Guys, this has to stop. Let's tell their parents. Oh wait...
What's the difference between onions and children? Nothing, when you cut one everyone around you cries.
Do you know what dogs and orphans don't have in common?
Dogs get loved.
If you're bored, punch an orphan. What are they going to do? Tell their parents?
Why can't orphans have cookies?
They are home made.
Why can’t orphans have phones?
Because it has a home button!
Follow for candy, kids.
Like for pizza, kids.
Comment for kids.
Are you a school bus? Because I want to fill you with Kids.
Why did KFC take orphan?
Because kids fattening center.
What do orphans and fathers have in common? They both don't have families to go to.
I heard that the World Orphan Organization has a sponsor... DC Comics.
A missionary went to visit an orphanage in Thailand. After looking around, he asked the manager, "Why do these kids have numbers instead of names on their shirts? And why are some of them the same?"
The manager smiled and said, "Those are price tags."

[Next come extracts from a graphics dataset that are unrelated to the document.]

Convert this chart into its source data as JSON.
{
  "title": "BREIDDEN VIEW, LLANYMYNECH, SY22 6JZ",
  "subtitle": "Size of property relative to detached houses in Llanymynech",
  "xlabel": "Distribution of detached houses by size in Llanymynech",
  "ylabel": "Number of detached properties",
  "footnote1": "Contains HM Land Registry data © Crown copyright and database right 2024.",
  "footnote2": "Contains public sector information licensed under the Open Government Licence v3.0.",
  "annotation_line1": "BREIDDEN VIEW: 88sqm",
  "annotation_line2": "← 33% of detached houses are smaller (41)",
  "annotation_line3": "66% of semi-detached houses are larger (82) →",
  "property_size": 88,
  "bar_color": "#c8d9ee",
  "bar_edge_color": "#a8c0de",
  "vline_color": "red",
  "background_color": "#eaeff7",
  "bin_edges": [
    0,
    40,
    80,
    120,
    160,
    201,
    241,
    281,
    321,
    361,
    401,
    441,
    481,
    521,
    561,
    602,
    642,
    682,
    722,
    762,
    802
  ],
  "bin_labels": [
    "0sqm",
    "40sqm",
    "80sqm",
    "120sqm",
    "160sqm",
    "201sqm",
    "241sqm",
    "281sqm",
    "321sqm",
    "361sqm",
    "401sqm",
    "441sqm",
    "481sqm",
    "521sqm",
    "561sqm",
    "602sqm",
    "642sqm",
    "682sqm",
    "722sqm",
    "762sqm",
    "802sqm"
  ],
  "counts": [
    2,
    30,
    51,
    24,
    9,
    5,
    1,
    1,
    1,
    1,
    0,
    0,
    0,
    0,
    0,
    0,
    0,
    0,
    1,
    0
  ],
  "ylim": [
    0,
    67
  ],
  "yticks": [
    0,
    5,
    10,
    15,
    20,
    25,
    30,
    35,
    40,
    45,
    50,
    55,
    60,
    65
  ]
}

What do parents tell little boys to make them behave?
"Be good, or when you're asleep, Michael Jackson will get you!"
Imagine orphans watching spiderman no way home.
Q:Whats a orphans favorite game.... A: the sims 4 cause then they can simulate having a family.
Orphans are pretty tough. I mean, you never see them running home...
Here comes the plane... the twins. ☠️
Why don’t orphans live in villages?
Because they will get abandoned.
The world has turned upside down. Orphans are now being homeschooled.
Me and my friends jumped some orphans. Who will they tell? Their parents?